After more digging and cross-referencing, it appears that Pope Francis was essentially saying to them, ‘since you SAY that your muslim religion is a religion of peace, then let us work toward an end of living what we all claim to believe.’ He never said their Gods are the same; he never said the bible and the Qu’ran are equally the word of God. He said both Christians and Muslims claim to have roots in faith in a supreme God, and in living peacefully among men. He never said they are the same.

By the way, the disclaimer on the National Report said:

National Report is a news and political satire web publication, which may or may not use real names, often in semi-real or mostly fictitious ways. All news articles contained within National Report are fiction, and presumably fake news. Any resemblance to the truth is purely coincidental.

The story is badly reported. But a lot of conservative-leaning people read their stuff, repost it on the internet; and then a lot of OTHER people read it and re-post; and the skewed stories go round and round and round. Spewing stuff out for sensationalism, and conveniently covering it with a cheesy disclaimer that “any resemblance to the truth is purely coincidental” is ridiculous.

At the washingtonpost.com.co website, there is this disclaimer:

This website is in no way affiliated with http://washingtonpost.com.  All content contained within has been reposted with the express written consent of the copyright holder.  If you are interested in acquiring this domain, please visit the ‘Purchase this Domain’ link.

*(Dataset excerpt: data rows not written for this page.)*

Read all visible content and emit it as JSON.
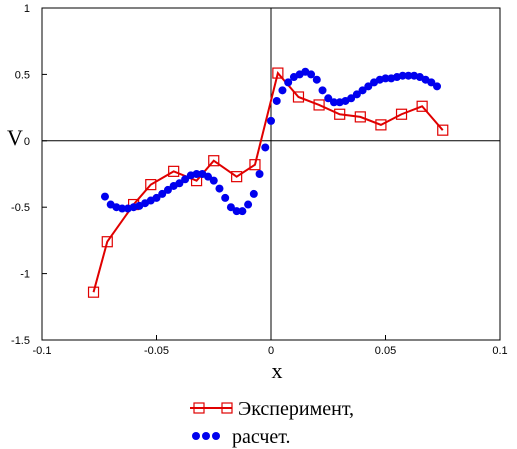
{
  "chart_data": {
    "type": "line",
    "xlabel": "x",
    "ylabel": "V",
    "xlim": [
      -0.1,
      0.1
    ],
    "ylim": [
      -1.5,
      1
    ],
    "xticks": [
      -0.1,
      -0.05,
      0,
      0.05,
      0.1
    ],
    "xtick_labels": [
      "-0.1",
      "-0.05",
      "0",
      "0.05",
      "0.1"
    ],
    "yticks": [
      -1.5,
      -1,
      -0.5,
      0,
      0.5,
      1
    ],
    "ytick_labels": [
      "-1.5",
      "-1",
      "-0.5",
      "0",
      "0.5",
      "1"
    ],
    "grid": false,
    "legend_position": "bottom",
    "series": [
      {
        "name": "Эксперимент,",
        "style": "line-square",
        "color": "#e00000",
        "x": [
          -0.0775,
          -0.0715,
          -0.06,
          -0.0525,
          -0.0425,
          -0.0325,
          -0.025,
          -0.015,
          -0.007,
          0.003,
          0.012,
          0.021,
          0.03,
          0.039,
          0.048,
          0.057,
          0.066,
          0.075
        ],
        "y": [
          -1.14,
          -0.76,
          -0.48,
          -0.33,
          -0.23,
          -0.3,
          -0.15,
          -0.27,
          -0.18,
          0.51,
          0.33,
          0.27,
          0.2,
          0.18,
          0.12,
          0.2,
          0.26,
          0.08
        ]
      },
      {
        "name": "расчет.",
        "style": "dots",
        "color": "#0000ee",
        "x": [
          -0.0725,
          -0.07,
          -0.0675,
          -0.065,
          -0.0625,
          -0.06,
          -0.0575,
          -0.055,
          -0.0525,
          -0.05,
          -0.0475,
          -0.045,
          -0.0425,
          -0.04,
          -0.0375,
          -0.035,
          -0.0325,
          -0.03,
          -0.0275,
          -0.025,
          -0.0225,
          -0.02,
          -0.0175,
          -0.015,
          -0.0125,
          -0.01,
          -0.0075,
          -0.005,
          -0.0025,
          0.0,
          0.0025,
          0.005,
          0.0075,
          0.01,
          0.0125,
          0.015,
          0.0175,
          0.02,
          0.0225,
          0.025,
          0.0275,
          0.03,
          0.0325,
          0.035,
          0.0375,
          0.04,
          0.0425,
          0.045,
          0.0475,
          0.05,
          0.0525,
          0.055,
          0.0575,
          0.06,
          0.0625,
          0.065,
          0.0675,
          0.07,
          0.0725
        ],
        "y": [
          -0.42,
          -0.48,
          -0.5,
          -0.51,
          -0.51,
          -0.5,
          -0.49,
          -0.47,
          -0.45,
          -0.43,
          -0.4,
          -0.37,
          -0.34,
          -0.32,
          -0.29,
          -0.26,
          -0.25,
          -0.25,
          -0.27,
          -0.3,
          -0.36,
          -0.43,
          -0.5,
          -0.53,
          -0.53,
          -0.48,
          -0.4,
          -0.25,
          -0.05,
          0.15,
          0.3,
          0.38,
          0.44,
          0.48,
          0.5,
          0.52,
          0.5,
          0.46,
          0.38,
          0.32,
          0.29,
          0.29,
          0.3,
          0.32,
          0.35,
          0.38,
          0.41,
          0.44,
          0.46,
          0.47,
          0.47,
          0.48,
          0.49,
          0.49,
          0.49,
          0.48,
          0.46,
          0.44,
          0.41
        ]
      }
    ]
  }
}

I’m not sure of their motives. It feels like they’re trying to give an impression that they’re something they’re not. I just don’t know. What seems more certain is that they’re not so concerned about literary and journalistic excellence as they should be for the amount of influence they have, and for the number of people who will read this with an expectation that it’s true. It is presented like news; it needs to be researched and fact-checked in the same way. In this sense, we ARE our brother’s keeper.

If a blog is JUST about creating content to monetize for an income stream, then it’s easy enough to do. You don’t need to do a lot of hard work. And it doesn’t take a lot to convince people that what you’re saying is true. You quote some sources, you speak with authority and consistency and people believe you. But then again, they believed Bill Clinton, too. But the results can be so unfair and destructive to the body of Christ. Look, for instance, at what they do to Rick Warren, and how they seem to badly mangle what he is really trying to say. As Rick Warren says, it’s easier to demonize. It’s easier to be extreme: you only get one group mad at you instead of when you try to walk the middle, and get hit from both sides.

And this is a word of caution for any reader in the blogosphere. In the multitude of counselors there is wisdom. BE CAUTIOUS. Blogs that report events in a ‘news fashion’ owe it to their readers to do good research. But they don’t. At least, not all of them do.

Getting opinions from people by reading their blogs is fine. We are all curious about what other people think. But take everything that is presented as fact with a grain of salt. Do your homework. Check multiple sources. ALWAYS see what the other side has to say. Sites like thatsfake.com and snopes.com might not always be right, either. But they try; they show a healthy skepticism; and they give you things to think about (if you really WANT to think about it) from a different perspective.

Jesus said, ‘the truth will make you free.’ That applies, no matter WHAT the subject matter.


The Cognitive Guy.

I intend to start an archive of sorts, rating ‘news’ sources as I come across them, to keep people informed of what my findings are regarding who is reliable, who doesn’t seem to care, who seems to explore the issues, who is writing satire, and who may or may not be writing satire but just don’t seem to bother telling you.